Cast – Sonakshi Sinha, Kanan Gill, Shibani Dandekar, Purab Kohli
Director – Sunhil Sippy
Rating – 2/5
What the film is about –
The movie begins with a huge monologue about the titular character Noor (Sonakshi Sinha) who is the quintessential Mumbai girl of today. Struggling with her job as a journalist, her family, her friends and her EMIs, Noor tries to juggle everything without dropping a ball. But she eventually does that as she gets duped by the suave Ayan
Banerjee (Purab Kohli) as she tries to dig deep for her big story as a respected reporter. Noor then tries to find a way to right all the wrongs with the help of her friends and what steps she takes is how the film unfolds.
What we think –
Saba Imtiaz’s book Karachi, You’re Killing Me has been adapted into a Bollywood movie with variations of a location change. As Karachi becomes Mumbai, the director takes some creative freedom to tailor the central character of a clumsy girl trying to build her career, take care of her dad, get smashed on Old Rum on weekends to the city we all know and mostly love. The first half starts quite interestingly as we see a voice over by Noor about how crappy her life is. With her quirks and antics, Sonakshi embodies the character as she turns into a girl-next-door of 2017. But sadly, the second half was fumbling to find a strong ground and it just goes downhill from there, ending with a weak as well as reachingly convenient climax.

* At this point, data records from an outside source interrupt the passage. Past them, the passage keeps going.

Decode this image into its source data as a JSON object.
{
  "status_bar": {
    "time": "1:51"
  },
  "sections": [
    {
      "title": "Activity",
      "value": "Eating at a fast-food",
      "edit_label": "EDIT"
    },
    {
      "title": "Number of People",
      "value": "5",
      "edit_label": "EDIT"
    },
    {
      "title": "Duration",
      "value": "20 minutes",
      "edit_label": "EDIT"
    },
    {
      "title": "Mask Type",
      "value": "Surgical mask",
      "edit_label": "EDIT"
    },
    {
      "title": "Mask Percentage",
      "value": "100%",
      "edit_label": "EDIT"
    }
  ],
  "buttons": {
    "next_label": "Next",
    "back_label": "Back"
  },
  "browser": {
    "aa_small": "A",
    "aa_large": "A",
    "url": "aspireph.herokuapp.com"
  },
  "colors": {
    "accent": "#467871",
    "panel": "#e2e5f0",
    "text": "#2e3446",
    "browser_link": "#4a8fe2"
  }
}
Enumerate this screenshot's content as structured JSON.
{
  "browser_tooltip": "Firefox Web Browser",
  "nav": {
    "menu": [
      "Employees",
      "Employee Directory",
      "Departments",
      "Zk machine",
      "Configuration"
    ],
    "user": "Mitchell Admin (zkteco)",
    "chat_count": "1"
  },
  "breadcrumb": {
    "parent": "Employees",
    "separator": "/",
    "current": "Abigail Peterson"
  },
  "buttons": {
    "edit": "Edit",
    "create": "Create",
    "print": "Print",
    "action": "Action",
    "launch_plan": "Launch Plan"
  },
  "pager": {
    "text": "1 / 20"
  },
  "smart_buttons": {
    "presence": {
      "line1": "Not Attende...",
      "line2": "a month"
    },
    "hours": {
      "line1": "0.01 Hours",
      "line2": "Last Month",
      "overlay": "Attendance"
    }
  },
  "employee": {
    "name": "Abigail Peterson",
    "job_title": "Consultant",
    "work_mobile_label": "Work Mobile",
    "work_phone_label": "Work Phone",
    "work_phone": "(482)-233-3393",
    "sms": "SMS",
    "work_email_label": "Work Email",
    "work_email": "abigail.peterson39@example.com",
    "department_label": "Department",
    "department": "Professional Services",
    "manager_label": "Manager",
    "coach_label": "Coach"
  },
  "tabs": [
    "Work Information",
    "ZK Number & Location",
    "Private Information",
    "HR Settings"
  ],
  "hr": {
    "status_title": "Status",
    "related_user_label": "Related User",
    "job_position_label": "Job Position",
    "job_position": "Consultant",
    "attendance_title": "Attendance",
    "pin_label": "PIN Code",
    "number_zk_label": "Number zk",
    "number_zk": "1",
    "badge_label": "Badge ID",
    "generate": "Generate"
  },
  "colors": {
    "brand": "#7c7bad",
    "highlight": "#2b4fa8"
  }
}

Noor was a second solo risk for Sonakshi after Akira to shoulder a full film all by herself. Thankfully it isn’t quite a disaster like the last one. Sonakshi is pretty amazing in the first half and often gets a smile out of you as she makes you relate with all the problems girls face today whether it is our weight or the ‘urban legend’ of a boyfriend. But when the story hits the crux, Miss Sinha could not handle to be as convincing. Her ‘Mumbai, you’re killing me’ monologue was well written in itself, but when she says those powerful words, you don’t feel the punch behind it. All in all, I have to say that this was a debut for Sonakshi in the women-centric era, even if it’s a few years (and a few disasters) too late.
The supporting cast of the film consists of the gorgeous Shibani Dandekar and comedian Kanan Gill who play Noor’s we-will-be-there-for-you buddies. Shibani doesn’t have a lot of screen time and is more or less wasted in the film. And as far as Kanan goes, the funny guy made an impressive debut but I couldn’t help but feel that the dramatic emotions on his face were a little ‘pretentious’, if you know what I mean.
Apart from all this, we have a few good tunes in the films with the Gulabi Aankhen remix and the Noor title track. Along with that there are some interesting Mumbai locations followed by some from London which, if you ask me was totally and completely unnecessary. It was like doing the mandatory foreign shoot for the heck of it or maybe because the producer had some package tourist deal.
Director Sunhil Sippy made a strong attempt to combine an urban looking movie with young energy, some romance, a proper conflict and of course a social message. But somewhere in between the substance doesn’t hit the right spot.
Our Verdict –
Noor is definitely a one time watch especially since it’s a short two hour flick. The reason it might just seem worth it because, fortunately or unfortunately, it doesn’t affect or stay with you as soon as you step out of the theater.